In a National Highway Traffic Safety Administration study, the Traffic Safety Facts 2008 Report, more than 2.3 million intersection-related crashes, resulting in more than 7,770 fatalities and about 733,000 injuries, were reported in 2008.
The Insurance Institute of Highway Safety also reported that in 2009, 676 people were killed and an estimated 130,000 were injured in crashes that involved red-light running.
Red-light running at intersections is a major safety issue in the U.S. Many large cities like Atlanta, Chicago, Los Angeles, Philadelphia, Phoenix, and New Orleans, already have one tool to combat it — redlight cameras — in place. Now, small towns and other municipalities are jumping on the bandwagon and getting cameras for their busy intersections.
“I observed a demonstration of traffic management cameras and decided to bring that information back to my town,” stated Mayor David Robinson of Selmer, Tenn., of a Tennessee Municipal League Conference he attended in 2006. He was already familiar with traffic management cameras from having lived in Orange County in California, and wanted to see how these types of cameras would work in his community. Selmer is located in southwestern Tennessee and has a population of approximately 4,700.

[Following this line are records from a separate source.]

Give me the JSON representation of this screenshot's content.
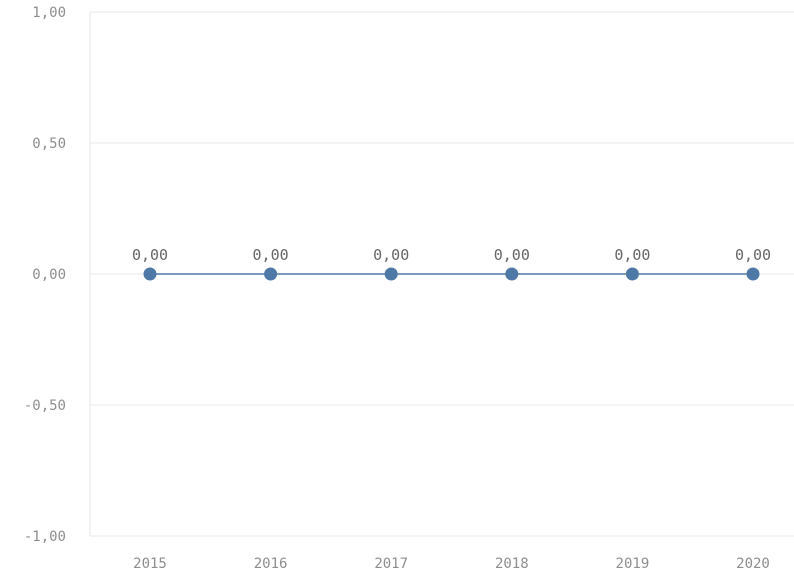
{
  "chart_data": {
    "type": "line",
    "title": "",
    "xlabel": "",
    "ylabel": "",
    "categories": [
      "2015",
      "2016",
      "2017",
      "2018",
      "2019",
      "2020"
    ],
    "series": [
      {
        "values": [
          0,
          0,
          0,
          0,
          0,
          0
        ],
        "labels": [
          "0,00",
          "0,00",
          "0,00",
          "0,00",
          "0,00",
          "0,00"
        ],
        "color": "#4e79a7"
      }
    ],
    "ylim": [
      -1,
      1
    ],
    "yticks": [
      1,
      0.5,
      0,
      -0.5,
      -1
    ],
    "ytick_labels": [
      "1,00",
      "0,50",
      "0,00",
      "-0,50",
      "-1,00"
    ],
    "grid": "horizontal",
    "legend": "none"
  }
}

A traffic study was conducted by the Tennessee Department of Transportation on how many vehicles pass through town at two main intersections. That report indicated that 25,000 to 30,000 vehicles travel the US 64 and 45 intersection and 21,000 vehicles pass through the SR 142 and US 45 intersection on a daily basis.
Town officials contacted Redflex Traffic Systems. The first camera was installed in 2007 at the intersection of US 64 and 45. Under a lease agreement, there was no initial out-of-pocket expense for the city. A second camera was later installed in July 2011 at SR 142 and US 45.

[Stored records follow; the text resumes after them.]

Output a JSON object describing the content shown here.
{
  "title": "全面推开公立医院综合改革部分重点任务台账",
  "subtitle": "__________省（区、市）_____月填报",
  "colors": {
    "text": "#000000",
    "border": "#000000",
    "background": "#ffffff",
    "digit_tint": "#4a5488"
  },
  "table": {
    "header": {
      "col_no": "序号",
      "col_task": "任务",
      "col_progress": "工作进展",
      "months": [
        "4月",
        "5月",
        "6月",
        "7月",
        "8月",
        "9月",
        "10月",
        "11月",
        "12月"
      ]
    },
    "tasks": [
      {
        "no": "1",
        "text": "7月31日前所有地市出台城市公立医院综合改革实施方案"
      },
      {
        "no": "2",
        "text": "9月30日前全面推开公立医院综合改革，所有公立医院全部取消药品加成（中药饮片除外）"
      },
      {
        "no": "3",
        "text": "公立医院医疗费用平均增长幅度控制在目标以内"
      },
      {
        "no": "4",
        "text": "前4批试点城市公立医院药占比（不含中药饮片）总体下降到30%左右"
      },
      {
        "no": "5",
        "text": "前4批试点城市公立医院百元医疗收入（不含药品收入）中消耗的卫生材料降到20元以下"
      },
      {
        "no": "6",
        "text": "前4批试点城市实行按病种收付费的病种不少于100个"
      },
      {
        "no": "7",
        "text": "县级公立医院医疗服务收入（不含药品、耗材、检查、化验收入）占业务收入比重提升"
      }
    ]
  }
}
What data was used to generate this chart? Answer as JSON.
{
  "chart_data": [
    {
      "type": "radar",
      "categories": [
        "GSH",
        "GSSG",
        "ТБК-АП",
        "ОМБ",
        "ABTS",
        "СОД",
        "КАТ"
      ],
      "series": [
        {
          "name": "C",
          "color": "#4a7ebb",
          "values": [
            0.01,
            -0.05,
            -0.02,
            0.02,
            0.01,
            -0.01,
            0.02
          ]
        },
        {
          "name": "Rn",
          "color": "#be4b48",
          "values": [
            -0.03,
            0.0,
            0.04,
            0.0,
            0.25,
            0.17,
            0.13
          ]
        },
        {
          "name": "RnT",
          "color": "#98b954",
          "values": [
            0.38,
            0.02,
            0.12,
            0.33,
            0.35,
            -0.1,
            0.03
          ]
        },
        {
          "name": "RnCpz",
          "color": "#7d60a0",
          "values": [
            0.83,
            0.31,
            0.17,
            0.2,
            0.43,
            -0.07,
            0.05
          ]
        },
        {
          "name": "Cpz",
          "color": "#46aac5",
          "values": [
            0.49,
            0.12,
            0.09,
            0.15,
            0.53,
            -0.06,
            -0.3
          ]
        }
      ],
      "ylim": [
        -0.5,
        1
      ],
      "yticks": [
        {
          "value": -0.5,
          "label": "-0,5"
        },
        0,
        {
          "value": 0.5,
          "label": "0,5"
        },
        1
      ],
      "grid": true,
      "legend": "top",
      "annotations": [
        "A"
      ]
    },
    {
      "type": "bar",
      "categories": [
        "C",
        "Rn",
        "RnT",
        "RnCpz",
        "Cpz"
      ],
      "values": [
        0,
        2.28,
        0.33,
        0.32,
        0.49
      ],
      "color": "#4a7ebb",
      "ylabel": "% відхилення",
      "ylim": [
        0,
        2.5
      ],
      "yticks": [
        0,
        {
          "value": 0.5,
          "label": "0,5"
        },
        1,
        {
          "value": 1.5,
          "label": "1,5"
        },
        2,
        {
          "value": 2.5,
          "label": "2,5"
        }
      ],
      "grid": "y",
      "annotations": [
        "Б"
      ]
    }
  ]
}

“Traffic management cameras take pictures of vehicles of drivers who run red lights. The cameras are connected to the traffic signal and to sensors that monitor traffic flow, just before the stop bar. In Selmer, the cameras take photos of the rear plates of cars and front exposures of tractor trailers,” said Robinson. The cameras also record the date, time and speed of the vehicle.
The online data is sent to the company’s headquarters in Arizona. There, employees weed out unreadable images and also eliminate plates that belong to police cars and other emergency vehicles. Then the information is forwarded to the Selmer police department and certified officers view the data, in video form, a final time before the information is returned to Redflex. The company then issues citations to the traffic violators.

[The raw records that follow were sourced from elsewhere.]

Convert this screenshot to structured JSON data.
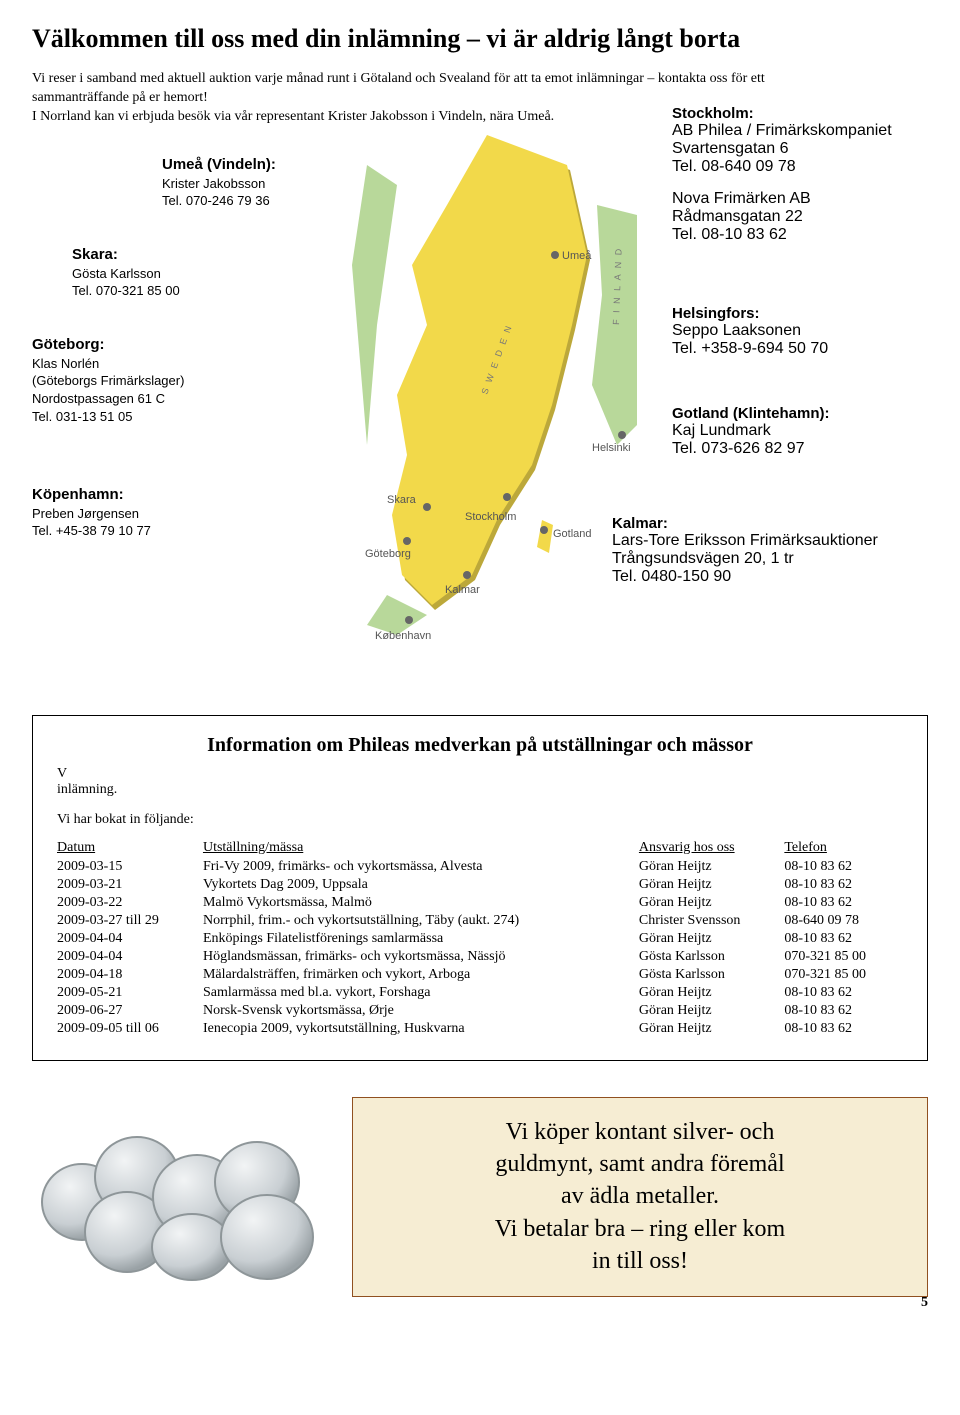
{
  "title": "Välkommen till oss med din inlämning – vi är aldrig långt borta",
  "intro": "Vi reser i samband med aktuell auktion varje månad runt i Götaland och Svealand för att ta emot inlämningar – kontakta oss för ett sammanträffande på er hemort!\nI Norrland kan vi erbjuda besök via vår representant Krister Jakobsson i Vindeln, nära Umeå.",
  "locations": {
    "umea": {
      "title": "Umeå (Vindeln):",
      "line1": "Krister Jakobsson",
      "line2": "Tel. 070-246 79 36"
    },
    "skara": {
      "title": "Skara:",
      "line1": "Gösta Karlsson",
      "line2": "Tel. 070-321 85 00"
    },
    "goteborg": {
      "title": "Göteborg:",
      "line1": "Klas Norlén",
      "line2": "(Göteborgs Frimärkslager)",
      "line3": "Nordostpassagen 61 C",
      "line4": "Tel. 031-13 51 05"
    },
    "kopenhamn": {
      "title": "Köpenhamn:",
      "line1": "Preben Jørgensen",
      "line2": "Tel. +45-38 79 10 77"
    },
    "stockholm": {
      "title": "Stockholm:",
      "a1": "AB Philea / Frimärkskompaniet",
      "a2": "Svartensgatan 6",
      "a3": "Tel. 08-640 09 78",
      "b1": "Nova Frimärken AB",
      "b2": "Rådmansgatan 22",
      "b3": "Tel. 08-10 83 62"
    },
    "helsingfors": {
      "title": "Helsingfors:",
      "line1": "Seppo Laaksonen",
      "line2": "Tel. +358-9-694 50 70"
    },
    "gotland": {
      "title": "Gotland (Klintehamn):",
      "line1": "Kaj Lundmark",
      "line2": "Tel. 073-626 82 97"
    },
    "kalmar": {
      "title": "Kalmar:",
      "line1": "Lars-Tore Eriksson Frimärksauktioner",
      "line2": "Trångsundsvägen 20, 1 tr",
      "line3": "Tel. 0480-150 90"
    }
  },
  "map_labels": {
    "umea": "Umeå",
    "skara": "Skara",
    "stockholm": "Stockholm",
    "goteborg": "Göteborg",
    "gotland": "Gotland",
    "kalmar": "Kalmar",
    "kobenhavn": "København",
    "helsinki": "Helsinki",
    "sweden": "S  W  E  D  E  N",
    "finland": "F  I  N  L  A  N  D"
  },
  "info": {
    "heading": "Information om Phileas medverkan på utställningar och mässor",
    "lead": "V\u0007\ninlämning.",
    "booked": "Vi har bokat in följande:",
    "columns": [
      "Datum",
      "Utställning/mässa",
      "Ansvarig hos oss",
      "Telefon"
    ],
    "rows": [
      [
        "2009-03-15",
        "Fri-Vy 2009, frimärks- och vykortsmässa, Alvesta",
        "Göran Heijtz",
        "08-10 83 62"
      ],
      [
        "2009-03-21",
        "Vykortets Dag 2009, Uppsala",
        "Göran Heijtz",
        "08-10 83 62"
      ],
      [
        "2009-03-22",
        "Malmö Vykortsmässa, Malmö",
        "Göran Heijtz",
        "08-10 83 62"
      ],
      [
        "2009-03-27 till 29",
        "Norrphil, frim.- och vykortsutställning, Täby (aukt. 274)",
        "Christer Svensson",
        "08-640 09 78"
      ],
      [
        "2009-04-04",
        "Enköpings Filatelistförenings samlarmässa",
        "Göran Heijtz",
        "08-10 83 62"
      ],
      [
        "2009-04-04",
        "Höglandsmässan, frimärks- och vykortsmässa, Nässjö",
        "Gösta Karlsson",
        "070-321 85 00"
      ],
      [
        "2009-04-18",
        "Mälardalsträffen, frimärken och vykort, Arboga",
        "Gösta Karlsson",
        "070-321 85 00"
      ],
      [
        "2009-05-21",
        "Samlarmässa med bl.a. vykort, Forshaga",
        "Göran Heijtz",
        "08-10 83 62"
      ],
      [
        "2009-06-27",
        "Norsk-Svensk vykortsmässa, Ørje",
        "Göran Heijtz",
        "08-10 83 62"
      ],
      [
        "2009-09-05 till 06",
        "Ienecopia 2009, vykortsutställning, Huskvarna",
        "Göran Heijtz",
        "08-10 83 62"
      ]
    ]
  },
  "buy_box": {
    "l1": "Vi köper kontant silver- och",
    "l2": "guldmynt, samt andra föremål",
    "l3": "av ädla metaller.",
    "l4": "Vi betalar bra – ring eller kom",
    "l5": "in till oss!",
    "bg": "#f6edd3",
    "border": "#905020"
  },
  "colors": {
    "map_sweden": "#f2d94a",
    "map_shadow": "#bca83a",
    "map_water": "#a9c7b3",
    "map_other": "#b8d89a",
    "coin": "#d2d7da",
    "coin_edge": "#9aa2a6"
  },
  "page_number": "5"
}
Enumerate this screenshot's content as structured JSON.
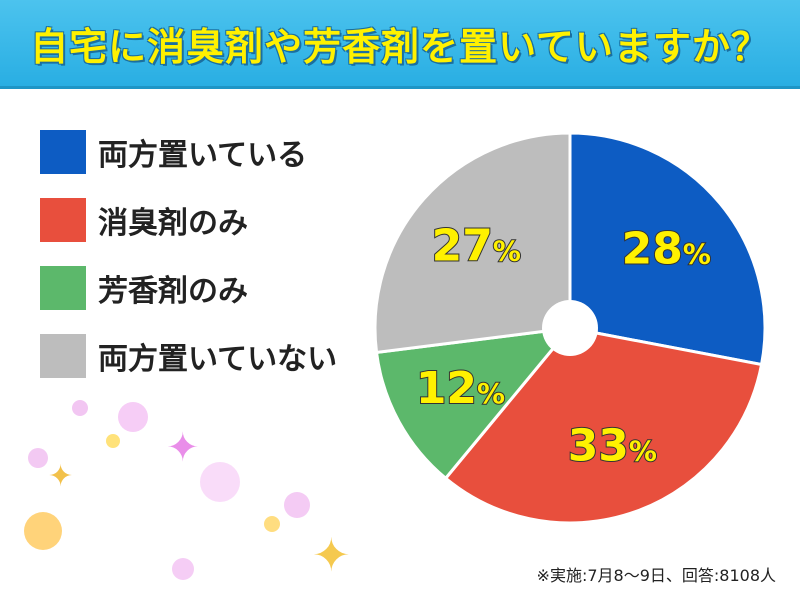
{
  "title": "自宅に消臭剤や芳香剤を置いていますか？",
  "footnote": "※実施:7月8～9日、回答:8108人",
  "chart_data": {
    "type": "pie",
    "title": "自宅に消臭剤や芳香剤を置いていますか？",
    "unit": "%",
    "categories": [
      "両方置いている",
      "消臭剤のみ",
      "芳香剤のみ",
      "両方置いていない"
    ],
    "values": [
      28,
      33,
      12,
      27
    ],
    "colors": [
      "#0d5cc3",
      "#e84f3d",
      "#5cb86b",
      "#bdbdbd"
    ],
    "legend": "left",
    "center_hole": true
  }
}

Drivers who are issued tickets can view a still image or video of the moving violation on a website. In the state of Tennessee, a law was passed in May of 2011 stating that the fine for tickets issued via unmanned cameras can’t surpass $50. Notice of the violation isn’t reported to a driver’s insurance company and does not affect his or her driving record. In other municipal jurisdictions, however, the violation might incur larger fines, additional points on a driving record, increased insurance costs and possible mandatory attendance at traffic school.
“I am very happy with the cameras,” stated Robinson. “They have done a lot for this community. From 2003 to 2006 there were two traffic fatalities and many wrecks. Since 2007 there have been no major accidents or fatalities.”
“Traffic Enforcement Cameras” and “Photo Enforced” signs are posted 500 feet before the cameras’ locations on the arteries on both sides of town. When the first camera was installed at US 64 and 45 violations were high, at 500-600 a month. That total has come down dramatically to about 50 a month. At the second site, installed in 2011, the first six months yielded around 3,200 violations. That figure has also come down.
Due in large part to the cameras, in 2007 the town took in $200,000 in revenue for traffic tickets. An average year now brings in about $75,000 to $90,000, which is put in the town’s general fund for the police and fire departments.
“With only 13 officers, three per shift and 12-hour shifts, there was no way that officers could catch or observe vehicles that ran red lights or didn’t come to a complete stop when turning right at the light. The cameras have stopped wrecks and slowed people down, in general,” said Robinson. “The video also helps in catching vehicles who drive off from service stations.”
Service station personnel describe the car, make, model and color of the vehicle to the responding officer, who then can check video data of cars going through intersections to see if a match occurs.
Even though some drivers feel red-light cameras are intrusive, a 2011 Insurance Institute of Highway Safety study found that two thirds of drivers support their use. Traffic management cameras are effective in slowing down speeders, curbing traffic accidents, and making intersections safer for both drivers and pedestrians. In addition, they have the capacity to generate revenue for municipalities and are an important aid for law enforcement personnel.